The Cardinal smiled and nodded.

He was a strangely self-possessed man, the King thought. Charles had known him for many years, both as a diplomatic and a legal adviser, and had only rarely found him to fail. His spies were everywhere — they were probably only marginally less effective than the King’s own, although nothing like so speedy and accurate in their information as those of, say, the Bardi family. But then bankers always had the best of everything. They could afford it.

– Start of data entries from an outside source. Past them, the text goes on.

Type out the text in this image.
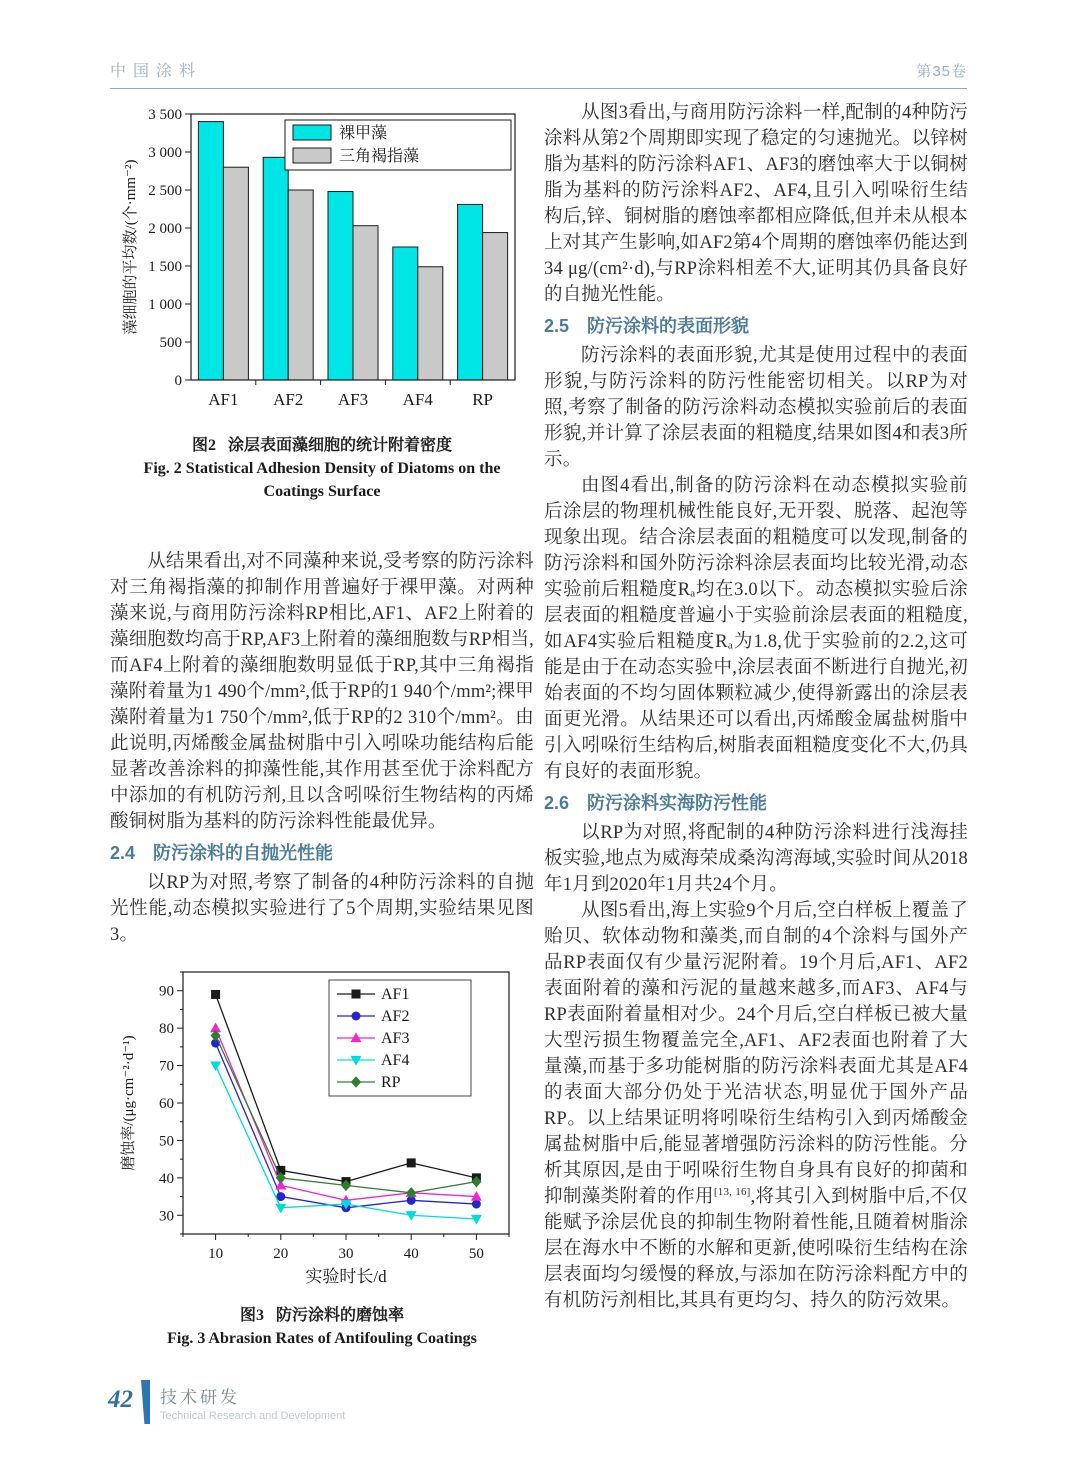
中国涂料	第35卷
0
500
1 000
1 500
2 000
2 500
3 000
3 500
AF1 AF2 AF3 AF4 RP
裸甲藻
三角褐指藻
藻细胞的平均数/(个·mm⁻²)
图2 涂层表面藻细胞的统计附着密度
Fig. 2 Statistical Adhesion Density of Diatoms on the Coatings Surface

从结果看出,对不同藻种来说,受考察的防污涂料对三角褐指藻的抑制作用普遍好于裸甲藻。对两种藻来说,与商用防污涂料RP相比,AF1、AF2上附着的藻细胞数均高于RP,AF3上附着的藻细胞数与RP相当,而AF4上附着的藻细胞数明显低于RP,其中三角褐指藻附着量为1 490个/mm²,低于RP的1 940个/mm²;裸甲藻附着量为1 750个/mm²,低于RP的2 310个/mm²。由此说明,丙烯酸金属盐树脂中引入吲哚功能结构后能显著改善涂料的抑藻性能,其作用甚至优于涂料配方中添加的有机防污剂,且以含吲哚衍生物结构的丙烯酸铜树脂为基料的防污涂料性能最优异。

2.4　防污涂料的自抛光性能

以RP为对照,考察了制备的4种防污涂料的自抛光性能,动态模拟实验进行了5个周期,实验结果见图3。

10	20	30	40	50
30
40
50
60
70
80
90	AF1
AF2
AF3
AF4
RP
实验时长/d
磨蚀率/(μg·cm⁻²·d⁻¹)
图3 防污涂料的磨蚀率
Fig. 3 Abrasion Rates of Antifouling Coatings

从图3看出,与商用防污涂料一样,配制的4种防污涂料从第2个周期即实现了稳定的匀速抛光。以锌树脂为基料的防污涂料AF1、AF3的磨蚀率大于以铜树脂为基料的防污涂料AF2、AF4,且引入吲哚衍生结构后,锌、铜树脂的磨蚀率都相应降低,但并未从根本上对其产生影响,如AF2第4个周期的磨蚀率仍能达到34 μg/(cm²·d),与RP涂料相差不大,证明其仍具备良好的自抛光性能。

2.5　防污涂料的表面形貌

防污涂料的表面形貌,尤其是使用过程中的表面形貌,与防污涂料的防污性能密切相关。以RP为对照,考察了制备的防污涂料动态模拟实验前后的表面形貌,并计算了涂层表面的粗糙度,结果如图4和表3所示。

由图4看出,制备的防污涂料在动态模拟实验前后涂层的物理机械性能良好,无开裂、脱落、起泡等现象出现。结合涂层表面的粗糙度可以发现,制备的防污涂料和国外防污涂料涂层表面均比较光滑,动态实验前后粗糙度Rₐ均在3.0以下。动态模拟实验后涂层表面的粗糙度普遍小于实验前涂层表面的粗糙度,如AF4实验后粗糙度Rₐ为1.8,优于实验前的2.2,这可能是由于在动态实验中,涂层表面不断进行自抛光,初始表面的不均匀固体颗粒减少,使得新露出的涂层表面更光滑。从结果还可以看出,丙烯酸金属盐树脂中引入吲哚衍生结构后,树脂表面粗糙度变化不大,仍具有良好的表面形貌。

2.6　防污涂料实海防污性能

以RP为对照,将配制的4种防污涂料进行浅海挂板实验,地点为威海荣成桑沟湾海域,实验时间从2018年1月到2020年1月共24个月。

从图5看出,海上实验9个月后,空白样板上覆盖了贻贝、软体动物和藻类,而自制的4个涂料与国外产品RP表面仅有少量污泥附着。19个月后,AF1、AF2表面附着的藻和污泥的量越来越多,而AF3、AF4与RP表面附着量相对少。24个月后,空白样板已被大量大型污损生物覆盖完全,AF1、AF2表面也附着了大量藻,而基于多功能树脂的防污涂料表面尤其是AF4的表面大部分仍处于光洁状态,明显优于国外产品RP。以上结果证明将吲哚衍生结构引入到丙烯酸金属盐树脂中后,能显著增强防污涂料的防污性能。分析其原因,是由于吲哚衍生物自身具有良好的抑菌和抑制藻类附着的作用[13, 16],将其引入到树脂中后,不仅能赋予涂层优良的抑制生物附着性能,且随着树脂涂层在海水中不断的水解和更新,使吲哚衍生结构在涂层表面均匀缓慢的释放,与添加在防污涂料配方中的有机防污剂相比,其具有更均匀、持久的防污效果。

42 技术研发
Technical Research and Development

No man in the world was indispensable — but the Cardinal came very close to being so. For the King he was the most competent adviser on every aspect of Church politics, he was shrewd when planning about England, astute on Scottish affairs, and utterly objective and ruthless in the pursuit of French interests.

‘What would you do now that the fool of a Bishop has forced Isabella’s hand?’ King Charles asked after a moment’s consideration.

‘My Liege, it is very hard to know what to recommend. Naturally the King of England is entirely within his rights to demand that his wife returns — but he is not in a position to ask that you force her to comply. She is still a free woman, and a Princess of France. However, it would be of no service for others to believe that you assist a woman against her husband. And were you thought to be plotting to remove a neighbouring monarch, that would not enhance your reputation.’

The King nodded. He beckoned a servant, took the goblet of wine and drank. ‘So?’

Cardinal Thomas watched as the servant walked away before answering. It was a measure of his caution that he would not even speak in front of the King’s servants. Foolish, in the King’s view, since a servant would know that he would have his tongue cut out, and his nails removed before having his limbs broken on the wheel if he opened his mouth at the wrong moment and caused any embarrassment to the King. They were more careful than the King himself about not divulging anything.

‘My Liege, you do not want any hint of complicity in planning the downfall of your brother-in-law, so I advise you to make it clear to your sister that her presence is an embarrassment to you. She will understand.’

‘So I should exile my sister from her own country,’ King Charles said. This was dispassionate advice at its best. The Cardinal had a heart as cold as a toad’s.

‘Not exile, no. But remove her from your immediate orbit. Otherwise the King of England might end up with a case that justified his own actions. Your sister wouldn’t wish for that.’

‘What do you mean by “his own actions”?’

‘Her lands, her treasure, her income,’ Cardinal Thomas shrugged. ‘All have been sequestrated by the King. If she were to plot here, the King of England’s spies will soon hear of it. And then he could declare all her possessions forfeit. If she were to wander away, to a place such as Hainault, where the English King is less likely to have spies in place, she may be safer. And so may her son.’

‘Yes. That is fair,’ the King said. He motioned to the Cardinal to leave him, and stood a while in splendid isolation in the middle of the great room.

His sister must go, that much was certain. Apart from anything else, her behaviour was growing tedious. The repetitive complaints about her husband, the whining, the sidelong mentions of her lack of funds — it was all getting on his nerves. And then there was the matter of Sir Roger Mortimer, and his sister’s relationship with the man. Mortimer had been arrested, left to moulder in the Tower of London, and then engineered an escape a matter of days before he was to be executed. But this man had been the King of England’s best warrior! He was the King’s own General in Ireland, the man who had managed single-handedly to halt the warfare out there, and therefore the one man whom the King of England most feared. As for the Despenser — he and Mortimer had a feud that went back to the time of their grandsires, since Mortimer’s grandfather had slain Despenser’s on the field of war.